Friday, August 05, 2016

Photos of the day: 15th Airborne corps airdrops in Tibet with Y-9

Monday, August 01, 2016

Now checking in with the Y-9 transport aircraft program

The PLA Daily just released a series of photos confirming that Y-9's "3-ZBD-03 airborne armored infantry fighting vehicle" capacity.  Outside of dropping ZBD-03s, it can also carry 25 tons of cargo or 132 paratroops.  While the Y-20 program is getting all the attention, the Y-9 is another tool in China's war chest that can call upon to rapidly reinforce China's remote regions

A Y-9 large transport aircraft airdrops three ZBD-03 airborne armored infantry fighting vehicles during airborne combat training. An airborne regiment with the PLA Air Force conducted airborne combat training at the Gobi Desert in the northwest China in late July, 2016, including such subjects as heavy equipment airdrop, logistical support, parachute skills, fire strike and so forth. ( Chen Lichun)

Sunday, October 07, 2012

Photos of the day: Clear images of Y-9 Transporter in "China Airforce" color

 Judging from the recently photos, there is no doubt that the Y-9 project has entered serial production.

Thursday, September 16, 2010

Y-9 project, rebooted.

According to China Aviation News (here) the long delayed first Y-9 prototype is under construction. It is scheduled to perform its maiden flight by 2011.

Tuesday, July 14, 2009

Y-9 Tactical Transport Aircraft program back on track?

According to Shanfei’s press release posted on its website (,1.html) the Y-9 dual-purpose Tactical Transport Aircraft project has been restarted. Shanfei upper management acknowledged elements that caused the delay of this important project. They included: unbalanced department workload, lack of research capability, project planning, funding, in addition to a shortage of parts, limited parts assembly lines and final assembly, and limited test flight capabilities. There were also technology limitations, frequent accidents due to low safety standards, poor quality control, undefined procedures and poor production work flows that led to a serious delay of the project.
Here are the words in Shanfei’s press release and judging from the language used AVIC, Shanfei’s parent company, must be getting hard on them.

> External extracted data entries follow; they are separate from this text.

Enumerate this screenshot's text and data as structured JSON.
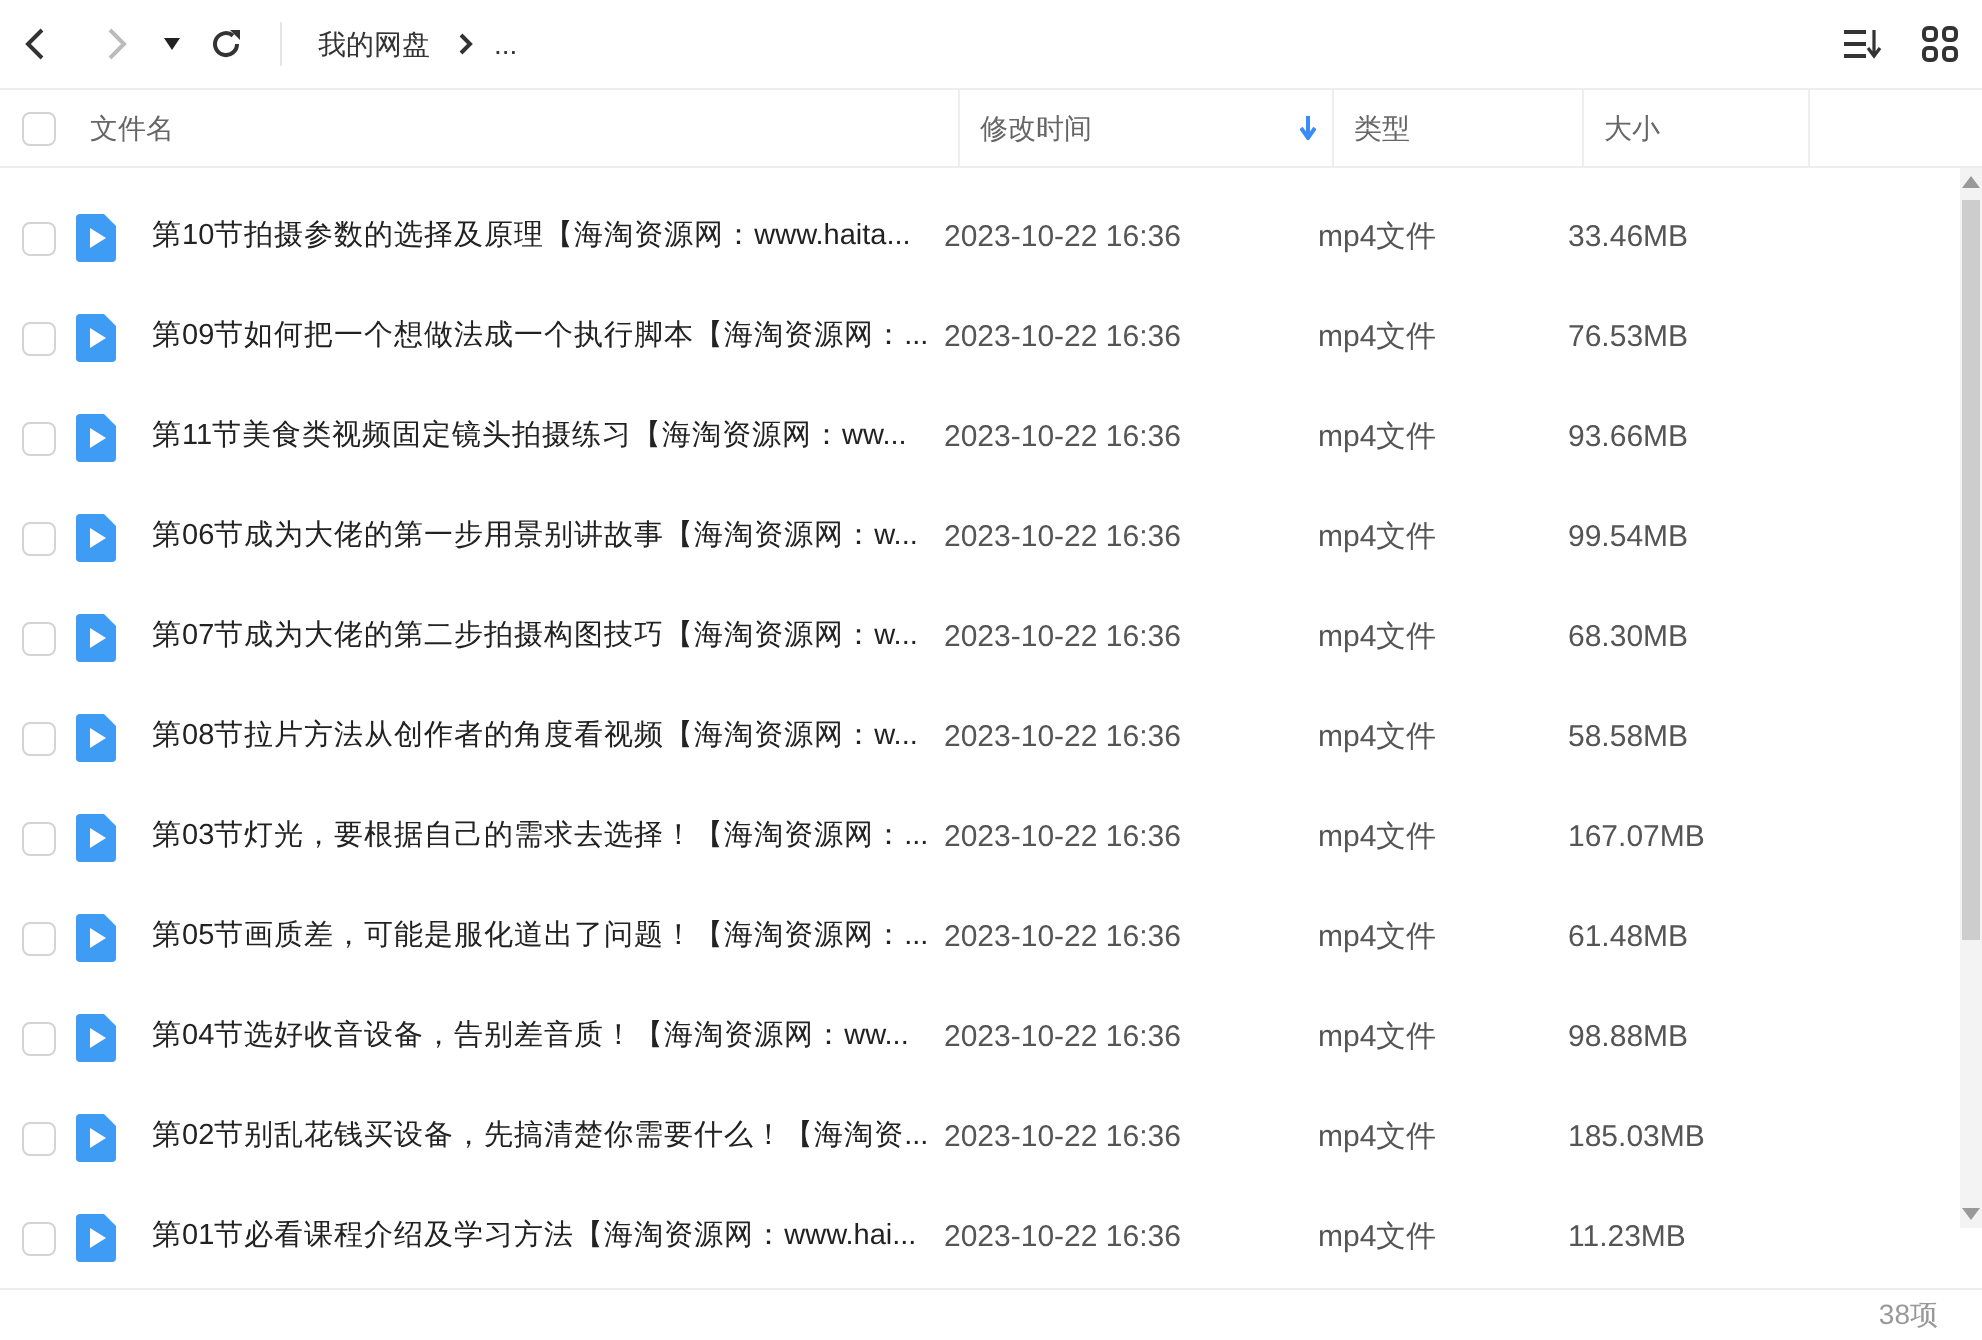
{
  "toolbar": {
    "breadcrumb": [
      {
        "label": "我的网盘"
      },
      {
        "label": "..."
      }
    ]
  },
  "table": {
    "select_all": {
      "checked": false
    },
    "columns": [
      {
        "label": "文件名",
        "sorted": false
      },
      {
        "label": "修改时间",
        "sorted": true
      },
      {
        "label": "类型",
        "sorted": false
      },
      {
        "label": "大小",
        "sorted": false
      }
    ],
    "rows": [
      {
        "name": "第10节拍摄参数的选择及原理【海淘资源网：www.haita...",
        "modified": "2023-10-22 16:36",
        "type": "mp4文件",
        "size": "33.46MB",
        "checked": false
      },
      {
        "name": "第09节如何把一个想做法成一个执行脚本【海淘资源网：...",
        "modified": "2023-10-22 16:36",
        "type": "mp4文件",
        "size": "76.53MB",
        "checked": false
      },
      {
        "name": "第11节美食类视频固定镜头拍摄练习【海淘资源网：ww...",
        "modified": "2023-10-22 16:36",
        "type": "mp4文件",
        "size": "93.66MB",
        "checked": false
      },
      {
        "name": "第06节成为大佬的第一步用景别讲故事【海淘资源网：w...",
        "modified": "2023-10-22 16:36",
        "type": "mp4文件",
        "size": "99.54MB",
        "checked": false
      },
      {
        "name": "第07节成为大佬的第二步拍摄构图技巧【海淘资源网：w...",
        "modified": "2023-10-22 16:36",
        "type": "mp4文件",
        "size": "68.30MB",
        "checked": false
      },
      {
        "name": "第08节拉片方法从创作者的角度看视频【海淘资源网：w...",
        "modified": "2023-10-22 16:36",
        "type": "mp4文件",
        "size": "58.58MB",
        "checked": false
      },
      {
        "name": "第03节灯光，要根据自己的需求去选择！【海淘资源网：...",
        "modified": "2023-10-22 16:36",
        "type": "mp4文件",
        "size": "167.07MB",
        "checked": false
      },
      {
        "name": "第05节画质差，可能是服化道出了问题！【海淘资源网：...",
        "modified": "2023-10-22 16:36",
        "type": "mp4文件",
        "size": "61.48MB",
        "checked": false
      },
      {
        "name": "第04节选好收音设备，告别差音质！【海淘资源网：ww...",
        "modified": "2023-10-22 16:36",
        "type": "mp4文件",
        "size": "98.88MB",
        "checked": false
      },
      {
        "name": "第02节别乱花钱买设备，先搞清楚你需要什么！【海淘资...",
        "modified": "2023-10-22 16:36",
        "type": "mp4文件",
        "size": "185.03MB",
        "checked": false
      },
      {
        "name": "第01节必看课程介绍及学习方法【海淘资源网：www.hai...",
        "modified": "2023-10-22 16:36",
        "type": "mp4文件",
        "size": "11.23MB",
        "checked": false
      }
    ]
  },
  "status_bar": {
    "count": "38项"
  }
}
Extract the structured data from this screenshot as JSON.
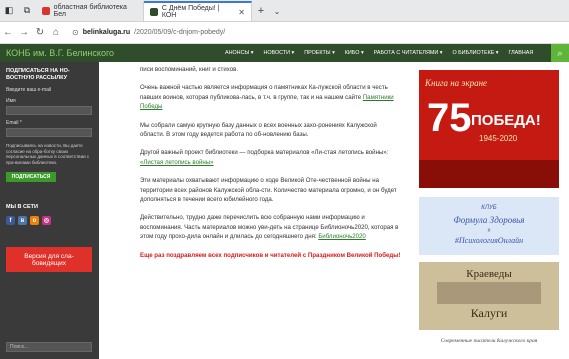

大 运研制按计划要求正常推进。但 由于任务繁重、研发能力和资源不足,对现场生产组织提出挑战,多项工作进度不同程度滞后;零件生产、部装、总装、试飞等能力未填平补齐,受现场技术质量问 题处理影响,生产不畅,任务不均衡,严重影响产品交付效率;因违反程序、操作规程等原因,多次发生质量、安全事故,安全生产形势严峻

The Y-9 Tactical Transport Aircraft, or YunShuji-9 project, was reported back in 2001 as an enlarged version of the PLA’s workhorse Y-8 transport: a Chinese version of the C-130 Hercules with an airdrop payload capability of 20,000kg or 100 paratroopers. The older Y-8 had a max airdrop payload of 13,200kg. The Y-9 has a built-in RoRo ramp for quick offloads/airdrops. It will also have a max range of 3000km, allowing it to reach most of China from Wuhan—the central city in China and also home to the 15th airborne army. Strategically, this allows the Chinese military a quick reaction to any trouble spot and is one of the reasons why the Y-9 project is so important. Also, it lessens the reliance on Russia for transport aircraft, even though it is not in the same class as the Russian Il-76’s payload of 50,000 to 88,000kg. But the Y-9 is a homegrown and inexpensive solution that is capable of dropping armor such as ZBD03/ZLC2000 Airborne Infantry Fighting Vehicle. The PLA’s order for 36 Il-76s placed in 2005 is still under negotiation.
Now that the project is seriously behind schedule, it will not be surprising to see management changes take place at Shanfei.